I guess it's just an expression, there's exactly the same thing in Spanish with the word "caer" (to fall). When you liked somebody (or a food) you'd say "me ha caído bien" which would literally translate to "he (or she, or it) has fallen me good", but it means you liked him (her, or it). I think even in Spain they have a similar expression with the word "sentar" (to sit), which literally makes no sense, but it does as a part of an expression. Hope it helps!
It is "I did not like it" but "I have not liked it". But sorry, I can't explain why. I am a native English speaker and I know what is correct but not why (we were never taught grammar at school). But if you have actually just made a typo in your post above and your answer was "I have not liked it" and it was marked wrong, you possibly could have reported it.
"I have not like it" does not make proper grammatical sense in English, although people would still know what you mean. "I have not..." is more passive and the conjugations that follow can be difficult to establish by a simple rule.
Starting a sentence with that phrase suggests that you are describing something that you have not done in the past (and still not done up to the point of currently speaking about it), so you would most often follow that phrase with a past tense verb, "I have not LIKED it". This implies that this negative condition might change; you can often infer that the speaker means, "I have not liked it YET."
"I did not like it," is more direct and finite. The past tense is firmly established by "did" (the past tense conjugation of "to do"), so whichever verb comes next does not also need to be in the past tense. That is why we would say, "I did not LIKE it." This implies a completed event, not something that is still on-going or subject to change. In this example, it suggests that your mind is made up, "I did not like it" ("period").
First of all, sorry of being late. B-) You are right, both mögen and gefallen are mutually exclusive,JUST in translation. When trying to understand, bare the following in mind: 1)Mögen is closer to (to love) ..It comes often with persons, nouns (in general),and facts. 2)Gefallen refers to something that pleases me (or I like it), but out of now, something that I hardly know. It's more superficial than mögen. 3)mögen is followed by accusative,Gefällen is followed by a dative!

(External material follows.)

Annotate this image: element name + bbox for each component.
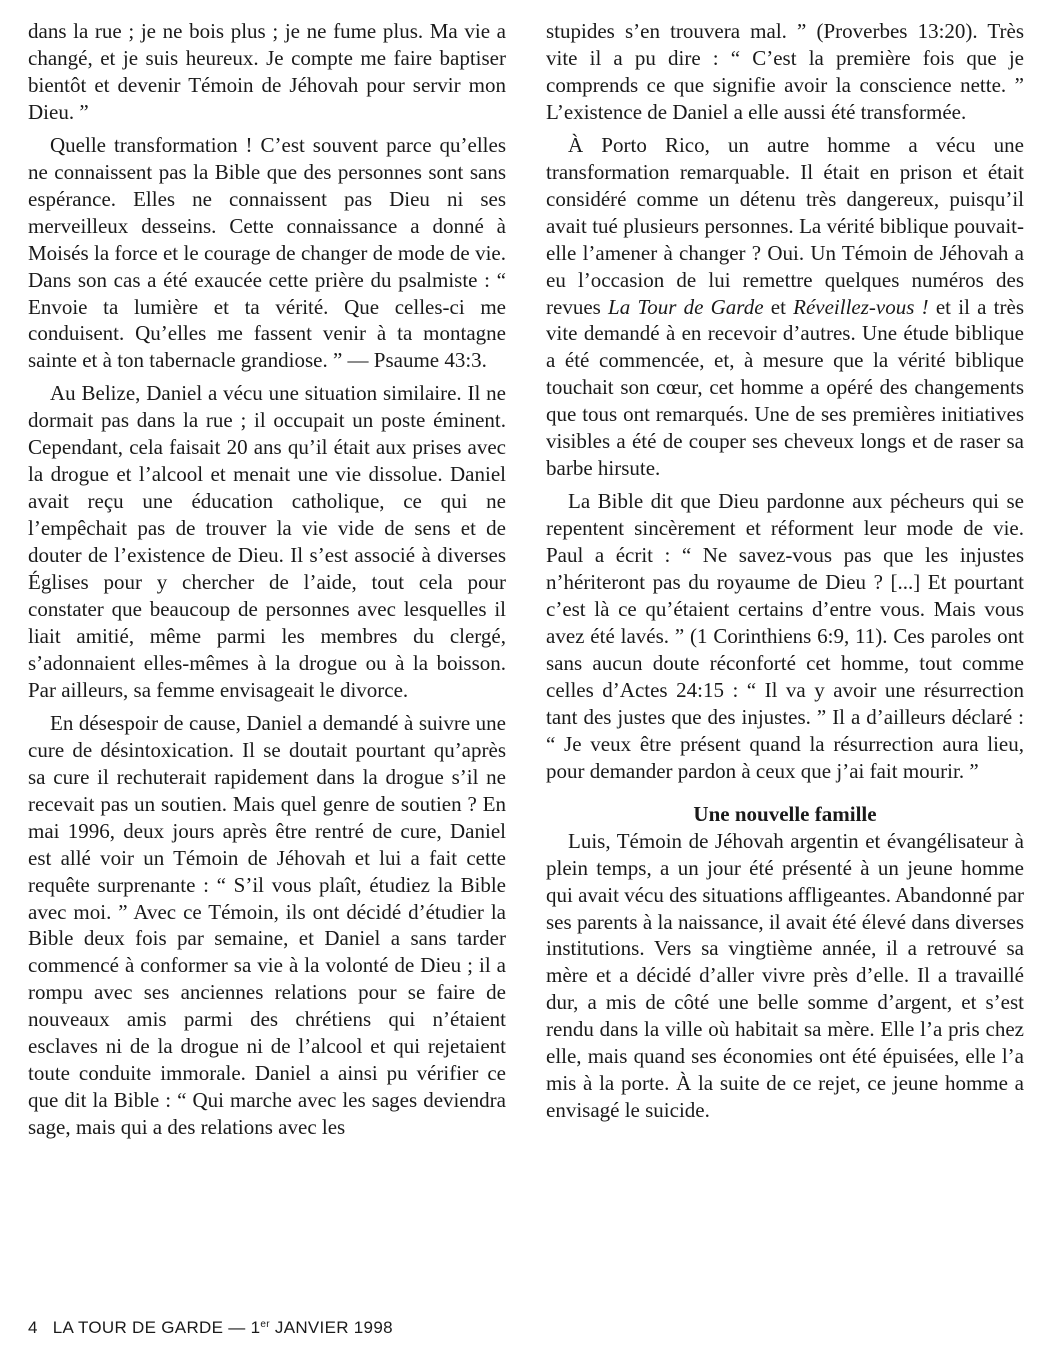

Should I see this as an idiom? Before I checked the meaning of a word, I was going to type "It has fallen me very good," but figured it's not. Soon I looked up "fallen" in my Deutsch-Japanisch dictionary (not so high quality, but decent one I believe), and found the verb means as many as 12! And I couldn't figure out which one goes for this expression. I just feel useless towards this sentence to figure out its structure and grammar. Could anybody explain why it means this? The grammatical usage of "gefallen" in this sentence, and, maybe, some other examples would suffice, I guess. Any comments will be appreciated!
You should have learned in one of the lessons for Verbs that 'gefallen' means 'to please sb' or 'to appeal to sb', or more directly, 'sb like'. "Diese Hose gefällt mir" means 'I like these pants'.
The verb, 'hat', is used to indicate the perfect tense of 'gefallen'. Hence, with 'hat', 'gefallen' can be the past participle of 'gefallen' (just like in the last paragraph) or the past participle of 'fallen' ('to fall' or 'to drop' or other extended meanings). But only 'gefallen' requires the subject (mir) to be in the dative form, so that's the second clue that 'gefallen' should be used here and it means 'to please'. (Besides, 'it fell me very much" doesn't sound right, especially when it is missing a preposition and has the subject in the wrong form).
I'm not sure why your dictionary offers 12 meanings for "gefallen". I recommend Wiktionary, https://en.wiktionary.org/wiki/gefallen#German. It even has a Japanese definition for the word, https://ja.wiktionary.org/wiki/gefallen. Though I'm not sure how extensive the Japanese Wiktionary is.
Because “fallen” is a strong verb (class VII) that has preterite “fiel” and past participle “gefallen” (not unlike the English “fall-fell-fallen”). “Gefallen” is a compound verb formed from fallen with the inseparable prefix “ge-”, which means (another) “ge-” isn't added in the past participle, which means the past participle of “gefallen” is “gefallen”.